You are viewing a plain text version of this content. The canonical link for it is here.
Posted to solr-user@lucene.apache.org by "Charton, Andre" <ac...@ebay-kleinanzeigen.de> on 2011/05/03 09:06:50 UTC

RE: Ebay Kleinanzeigen and Auto Suggest

Hi,

yes we do. 

If you use a limit number of categories (like 100) you can use dynamic fields with the termscomponent and by choosing a category specific prefix, like:

{schema.xml}
...
<dynamicField name="*_suggestion" type="textAS" indexed="true" stored="false" multiValued="true" omitNorms="true"/>
...
{schema.xml}

And within data import handler we script prefix from given category:

{data-config.xml}
		function setCatPrefixFields(row) {
			var catId = row.get('category');
			var title = row.get('freetext');
			var cat_prefix = "c" + catId + "_suggestion";
			return row;
		}
{data-config.xml}

Then you we adapt these in our application layer by a specific request handler, regarding these prefix.

Pro:
	- works fine for limit number of categories

Con:
	- index is getting bigger, we measure increasing by ~40 percent

Regards

André Charton


-----Original Message-----
From: Eric Grobler [mailto:impalaherd@googlemail.com] 
Sent: Wednesday, April 27, 2011 9:56 AM
To: solr-user@lucene.apache.org
Subject: Re: Ebay Kleinanzeigen and Auto Suggest

Hi Otis,

The new Solr 3.1 Suggester also does not support filter queries.
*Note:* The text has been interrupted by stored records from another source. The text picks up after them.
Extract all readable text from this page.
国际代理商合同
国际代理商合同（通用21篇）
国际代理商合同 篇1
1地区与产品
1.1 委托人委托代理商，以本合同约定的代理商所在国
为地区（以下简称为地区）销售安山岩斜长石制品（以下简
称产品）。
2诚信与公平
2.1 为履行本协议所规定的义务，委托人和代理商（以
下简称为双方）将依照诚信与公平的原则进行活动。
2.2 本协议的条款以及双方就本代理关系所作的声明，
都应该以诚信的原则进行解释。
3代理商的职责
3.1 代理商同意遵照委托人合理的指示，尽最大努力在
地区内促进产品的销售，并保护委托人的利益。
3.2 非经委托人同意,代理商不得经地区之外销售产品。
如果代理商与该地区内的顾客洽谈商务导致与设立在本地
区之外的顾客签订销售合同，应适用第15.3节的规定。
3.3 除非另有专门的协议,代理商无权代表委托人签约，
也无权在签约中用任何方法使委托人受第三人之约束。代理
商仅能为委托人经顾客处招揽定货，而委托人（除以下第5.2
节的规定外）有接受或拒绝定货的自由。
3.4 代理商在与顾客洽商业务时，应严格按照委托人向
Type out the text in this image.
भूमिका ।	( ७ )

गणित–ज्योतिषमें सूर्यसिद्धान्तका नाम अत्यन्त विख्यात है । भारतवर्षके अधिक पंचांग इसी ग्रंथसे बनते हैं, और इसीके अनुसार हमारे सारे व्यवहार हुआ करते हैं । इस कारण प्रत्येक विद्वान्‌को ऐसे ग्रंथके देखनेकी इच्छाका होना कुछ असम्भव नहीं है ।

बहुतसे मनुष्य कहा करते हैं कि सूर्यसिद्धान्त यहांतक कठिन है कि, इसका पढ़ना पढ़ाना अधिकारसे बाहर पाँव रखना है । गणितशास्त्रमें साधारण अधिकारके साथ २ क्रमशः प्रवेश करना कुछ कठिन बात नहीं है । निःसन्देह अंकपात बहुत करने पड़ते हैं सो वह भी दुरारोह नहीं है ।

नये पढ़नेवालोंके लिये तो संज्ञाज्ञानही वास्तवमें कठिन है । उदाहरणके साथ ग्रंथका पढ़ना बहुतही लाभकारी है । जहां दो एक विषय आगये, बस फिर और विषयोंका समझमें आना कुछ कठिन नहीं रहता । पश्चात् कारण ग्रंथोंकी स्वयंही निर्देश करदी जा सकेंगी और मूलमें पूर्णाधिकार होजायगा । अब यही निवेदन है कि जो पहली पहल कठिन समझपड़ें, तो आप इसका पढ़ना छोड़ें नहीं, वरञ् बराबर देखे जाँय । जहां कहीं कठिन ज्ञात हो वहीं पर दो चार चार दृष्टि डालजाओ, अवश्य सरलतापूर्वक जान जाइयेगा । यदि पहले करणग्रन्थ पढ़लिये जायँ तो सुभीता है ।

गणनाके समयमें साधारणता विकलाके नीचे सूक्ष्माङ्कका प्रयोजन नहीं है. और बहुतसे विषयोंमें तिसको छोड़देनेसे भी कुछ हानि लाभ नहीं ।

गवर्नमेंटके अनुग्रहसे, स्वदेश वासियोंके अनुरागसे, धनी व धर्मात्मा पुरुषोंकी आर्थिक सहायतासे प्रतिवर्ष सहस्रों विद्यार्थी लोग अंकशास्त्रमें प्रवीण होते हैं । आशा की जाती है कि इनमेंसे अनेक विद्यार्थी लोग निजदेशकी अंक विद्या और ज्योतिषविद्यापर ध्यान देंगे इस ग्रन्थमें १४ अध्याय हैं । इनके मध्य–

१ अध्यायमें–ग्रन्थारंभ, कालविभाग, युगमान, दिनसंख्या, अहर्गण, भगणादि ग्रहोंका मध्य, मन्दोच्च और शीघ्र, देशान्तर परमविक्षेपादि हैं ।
Is anyone using shingles with faceting on large data?

Regards
Ericz

On Tue, Apr 26, 2011 at 10:06 PM, Otis Gospodnetic <
otis_gospodnetic@yahoo.com> wrote:

> Hi Eric,
>
> Before using the terms component, allow me to point out:
>
> * http://sematext.com/products/autocomplete/index.html (used on
> http://search-lucene.com/ for example)
>
> * http://wiki.apache.org/solr/Suggester
>
>
> Otis
> ----
> Sematext :: http://sematext.com/ :: Solr - Lucene - Nutch
> Lucene ecosystem search :: http://search-lucene.com/
>
>
>
> ----- Original Message ----
> > From: Eric Grobler <im...@googlemail.com>
> > To: solr-user@lucene.apache.org
> > Sent: Tue, April 26, 2011 1:11:11 PM
> > Subject: Ebay Kleinanzeigen and Auto Suggest
> >
> > Hi
> >
> > Someone told me that ebay is using solr.
> > I was looking at their  Auto Suggest implementation and I guess they are
> > using Shingles and the  TermsComponent.
> >
> > I managed to get a satisfactory implementation but I have  a problem with
> > category specific filtering.
> > Ebay suggestions are sensitive  to categories like Cars and Pets.
> >
> > As far as I understand it is not  possible to using filters with a term
> > query.
> > Unless one uses multiple  fields or special prefixes for the words to
> index I
> > cannot think how to  implement this.
> >
> > Is their perhaps a workaround for this  limitation?
> >
> > Best  Regards
> > EricZ
> >
> > ---------------------------------------
> >
> > I am have  a shingle type like:
> > <fieldType name="shingle_text"  class="solr.TextField"
> > positionIncrementGap="100">
> > <analyzer>
> >    <tokenizer class="solr.StandardTokenizerFactory"/>
> >    <filter  class="solr.ShingleFilterFactory" minShingleSize="2"
> > maxShingleSize="4"  />
> >    <filter class="solr.LowerCaseFilterFactory" />
> >    </analyzer>
> > </fieldType>
> >
> >
> >
> > and a query like
> >
> http://localhost:8983/solr/terms?q=*%3A*&terms.fl=suggest_text&terms.sort=count&terms.prefix=audi
> >i
> >
>

RE: Ebay Kleinanzeigen and Auto Suggest

Posted by Andy <an...@yahoo.com>.
--- On Tue, 5/3/11, Charton, Andre <ac...@ebay-kleinanzeigen.de> wrote:
> 
> yes we do. 
> 
> If you use a limit number of categories (like 100) you can
> use dynamic fields with the termscomponent and by choosing a
> category specific prefix, like:
> 
> {schema.xml}
> ...
> <dynamicField name="*_suggestion" type="textAS"
> indexed="true" stored="false" multiValued="true"
> omitNorms="true"/>
> ...
> {schema.xml}
> 
> And within data import handler we script prefix from given
> category:
> 
> {data-config.xml}
>         function
> setCatPrefixFields(row) {
>            
> var catId = row.get('category');
>            
> var title = row.get('freetext');
>            
> var cat_prefix = "c" + catId + "_suggestion";
>            
> return row;
>         }
> {data-config.xml}
> 
> Then you we adapt these in our application layer by a
> specific request handler, regarding these prefix.
> 
> Pro:
>     - works fine for limit number of
> categories
> 
> Con:
>     - index is getting bigger, we measure
> increasing by ~40 percent


Very interesting.

Why did the index get bigger? You're still indexing the same title, just to different dynamic fields, right? So the total amount of data indexed should still be the same. Adding dynamic fields shouldn't increase the index size. What am I missing?

Andy